All Change: a difficult decision!
Updated 12 years, 3 months ago
Well its been nearly a month since I left posted a message in my diary and such a lot has changed. Christmas and New Year were great but the news of the Asian Tsunami put a damper on things a bit.
At first I didn't even question that my trip to Thailand would be affected, I was going and that was that. However it soon dawned on me that the uncertainty was too much for me and I started to panic. The truth is that I so want this few months I have to be something unforgettable, it is a trip that although very unexpected I have worked hard for and therefore I didn't want to be worrying myself stupid about going, especially at a time when I've got some of the most important exams I'll ever take to deal with.
As I muddled through all my thoughts and emotions I found myself feeling terribly guilty about not wanting to go to Thailand, I felt like I was turning my back on something that I had set out to do-I hate people being disappointed in me so I was very worried about telling my parents. Fortunately they were very understanding. I had to decide what I wanted from my trip (with the help of mum and dads 'post it note' excersise!
This was my conclusion
1) Have a good time and make memories- at the end of the day thats what life is about. I know it isn't all meant to be a ball, but you can at least strive for it.
2) Make a difference- in a selfish and very unselfish way I want to help people. Not only so I can see their development and progression but so that I can feel proud of saying that I achieved something
3) Experience a new culture and to take myself 'out of the box'-this ruled out only going to Australia and New Zealand which are too westernised to give me the experience I want.
Thailand would have provided me with all of these oppurtunities but by this time I had already decided against going.
Luckily i-to-i said I could change my destination.
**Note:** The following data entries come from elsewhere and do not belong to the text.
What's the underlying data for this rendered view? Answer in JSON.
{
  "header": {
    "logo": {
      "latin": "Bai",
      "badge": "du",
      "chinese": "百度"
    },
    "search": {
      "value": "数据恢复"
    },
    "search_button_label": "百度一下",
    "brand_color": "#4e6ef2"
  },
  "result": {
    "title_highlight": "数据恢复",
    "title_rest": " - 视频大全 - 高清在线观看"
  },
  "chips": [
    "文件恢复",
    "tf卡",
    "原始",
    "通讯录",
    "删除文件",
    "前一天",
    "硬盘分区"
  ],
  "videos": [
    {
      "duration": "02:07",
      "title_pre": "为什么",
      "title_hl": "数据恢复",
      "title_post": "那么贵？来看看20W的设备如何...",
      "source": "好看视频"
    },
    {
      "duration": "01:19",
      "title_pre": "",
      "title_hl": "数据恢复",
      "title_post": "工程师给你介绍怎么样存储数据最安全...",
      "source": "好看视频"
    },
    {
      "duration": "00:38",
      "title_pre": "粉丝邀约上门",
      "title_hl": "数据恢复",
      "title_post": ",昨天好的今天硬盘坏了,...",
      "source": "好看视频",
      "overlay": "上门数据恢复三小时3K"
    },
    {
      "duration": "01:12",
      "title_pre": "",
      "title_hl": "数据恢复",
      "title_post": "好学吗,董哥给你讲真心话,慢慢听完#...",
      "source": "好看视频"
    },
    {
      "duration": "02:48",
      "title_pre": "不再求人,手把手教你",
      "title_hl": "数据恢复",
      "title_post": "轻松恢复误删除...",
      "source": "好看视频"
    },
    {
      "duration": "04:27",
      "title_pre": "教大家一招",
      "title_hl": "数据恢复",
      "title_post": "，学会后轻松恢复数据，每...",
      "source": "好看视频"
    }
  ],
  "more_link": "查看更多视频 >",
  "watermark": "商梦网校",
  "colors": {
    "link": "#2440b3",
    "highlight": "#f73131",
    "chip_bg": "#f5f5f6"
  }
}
But where do you go from Thailand? I had wanted to go there because I had this gut feeling about it. Something attracted me to South America, and so a call to i-to-i and I was looking at ecuador and brazil.
To cut a long story short, numerous phone calls and emails later I decided that ecuador was the place for me. So I am now going round the other side of the world! I leave on march 6th and will be doing a community development project in Quito. I can honestly say that I am very excited about going. Compared with Thailand which I was very apprehensive about, I feel much more at ease with Ecuador. It gives me the oppurtunity to learn spanish, which I have always wanted to do, I can go to salsa school, and I'm still able to give something back to a community.
Other than that I'm in the middle of my A level French retakes:so far so good. What I hadn't anticipated was that my place of work wouldn't have the hours I wanted or needed to fund my trip so I'm trying to find a jod to top it off:another day another challenge, I guess it would be boring if it wasn't!
I think everyone I have spoken to through gapyear at this time are all very aware of the fragility of life since the asian tsunami. If this terrible disaster serves any purpose it is to remind us that every day is precious and should be lived to the max, whilst being careful not to take unnecessary risks.